Tuesday night appeared to be the appropriate time for armed non-state actors to strike in the nation’s capital as they invaded the correctional facility, freeing hundreds of inmates in the process.

While authorities linked the attack to terrorists, a total of 64 Boko Haram fighters held at the centre for their roles in the insurgency in the North East were unaccounted for following the incident.

READ ALSO: An Intruder Can Access Kuje Prison Easily – Retired Grp. Captain

Amid widespread criticism sparked by the incident, President Muhammadu Buhari visited the scene for an on-the-spot assessment.

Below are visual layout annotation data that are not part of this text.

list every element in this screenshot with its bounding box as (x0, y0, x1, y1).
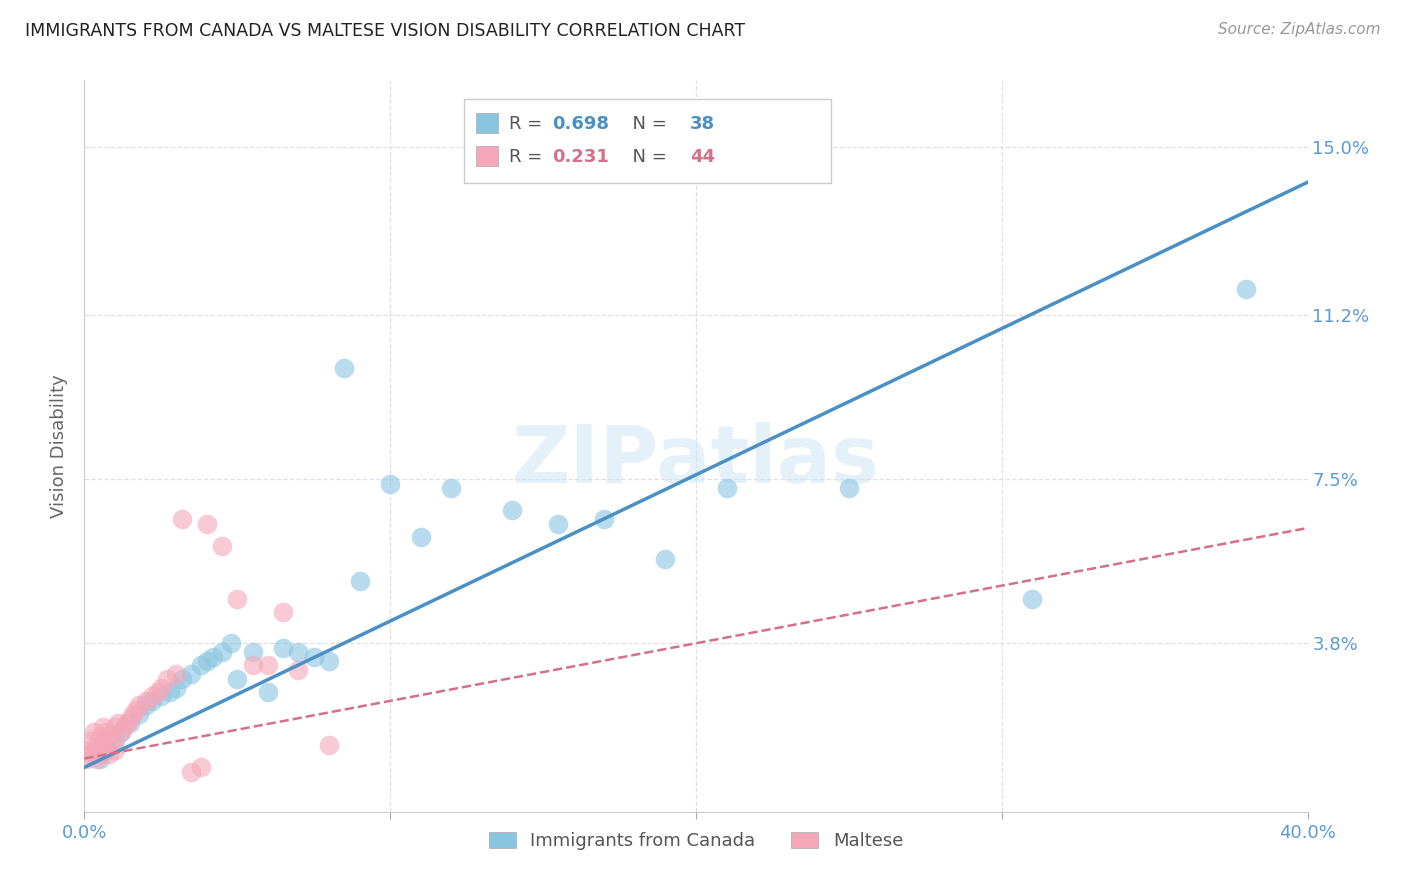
Point (83, 742, 105, 756)
Point (333, 361, 356, 376)
Point (83, 725, 105, 739)
Text: R =: R = (509, 148, 548, 166)
Point (73, 742, 96, 756)
Point (211, 645, 233, 659)
Text: 0.698: 0.698 (551, 115, 609, 133)
Point (110, 725, 132, 739)
Point (271, 640, 294, 655)
Point (104, 742, 127, 756)
Point (141, 694, 163, 708)
Point (94, 725, 117, 739)
Point (219, 636, 242, 650)
Point (195, 654, 218, 668)
Point (180, 764, 202, 779)
Point (257, 658, 280, 673)
Point (159, 685, 181, 699)
Point (409, 530, 432, 544)
Point (190, 760, 212, 774)
Point (79, 733, 101, 747)
Point (716, 481, 738, 495)
Point (91, 721, 114, 735)
Point (654, 552, 676, 566)
Point (86, 738, 108, 752)
Point (149, 681, 172, 695)
Point (1236, 282, 1258, 296)
Point (287, 663, 309, 677)
Point (120, 712, 142, 726)
Point (104, 733, 127, 747)
Point (271, 605, 294, 619)
Point (172, 672, 194, 686)
Text: N =: N = (621, 115, 673, 133)
Point (97, 730, 120, 744)
FancyBboxPatch shape (475, 113, 498, 133)
Point (91, 733, 114, 747)
Point (593, 512, 616, 526)
Point (125, 703, 148, 717)
Point (211, 539, 233, 553)
Point (141, 690, 163, 704)
Point (149, 690, 172, 704)
Point (146, 685, 169, 699)
Text: Source: ZipAtlas.com: Source: ZipAtlas.com (1218, 22, 1381, 37)
Point (226, 672, 249, 686)
Text: 44: 44 (690, 148, 714, 166)
Legend: Immigrants from Canada, Maltese: Immigrants from Canada, Maltese (481, 825, 911, 857)
Point (242, 645, 264, 659)
Point (89, 730, 111, 744)
Point (76, 751, 98, 765)
Point (86, 751, 108, 765)
Point (104, 721, 127, 735)
Point (547, 516, 569, 531)
Point (135, 694, 157, 708)
Point (122, 707, 145, 722)
FancyBboxPatch shape (475, 146, 498, 166)
Point (838, 481, 860, 495)
Point (287, 645, 309, 659)
Point (156, 672, 179, 686)
Point (257, 685, 280, 699)
Point (172, 512, 194, 526)
Point (115, 716, 138, 731)
Text: 0.231: 0.231 (551, 148, 609, 166)
Point (128, 707, 150, 722)
Point (110, 725, 132, 739)
Point (302, 649, 325, 664)
Point (101, 733, 124, 747)
Point (380, 476, 402, 491)
Point (128, 698, 150, 713)
Text: N =: N = (621, 148, 673, 166)
Text: 38: 38 (690, 115, 716, 133)
Point (107, 716, 129, 731)
Point (112, 721, 135, 735)
Point (502, 503, 524, 517)
Point (349, 574, 371, 589)
Text: IMMIGRANTS FROM CANADA VS MALTESE VISION DISABILITY CORRELATION CHART: IMMIGRANTS FROM CANADA VS MALTESE VISION… (25, 22, 745, 40)
Point (1021, 591, 1043, 606)
Point (180, 667, 202, 681)
Text: R =: R = (509, 115, 548, 133)
Y-axis label: Vision Disability: Vision Disability (51, 374, 69, 518)
Point (440, 481, 463, 495)
Point (89, 747, 111, 761)
Point (165, 667, 187, 681)
Point (201, 649, 224, 664)
Text: ZIPatlas: ZIPatlas (512, 422, 880, 500)
Point (97, 747, 120, 761)
Point (89, 751, 111, 765)
Point (94, 742, 117, 756)
Point (318, 738, 340, 752)
Point (94, 742, 117, 756)
Point (226, 591, 249, 606)
Point (195, 516, 218, 531)
FancyBboxPatch shape (464, 99, 831, 183)
Point (120, 716, 142, 731)
Point (135, 698, 157, 713)
Point (79, 747, 101, 761)
Point (165, 681, 187, 695)
Point (190, 658, 212, 673)
Point (318, 654, 340, 668)
Point (242, 658, 264, 673)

After being briefed on what transpired, the President expressed his disappointment with the intelligence at the facility with many questions, including how terrorists could attack a security installation and get away with it.

A researcher who analyses ISWAP activities in sub-Saharan Africa, Tomasz Rolbecki, also linked the attack on the correctional facility to the terrorist group.

“I wanted to believe it was not them (ISWAP), but here we are,” he said in a series of tweets while also quoting and sharing A’maq Agency’s video. “Watching the IS supporter groups right now, they are, as expected, absolutely ecstatic (sadly) and are using the same name as the campaign of prison breaks in Iraq in 2012-13 (the infamous “Breaking the Walls” campaign).

“There is one question to answer – how did ISWAP manage to do it? From previous claims, the cells that could’ve been responsible (I’m talking about the one in Suleja and the one in Kogi) seemed very small and unable to do something at such a scale.”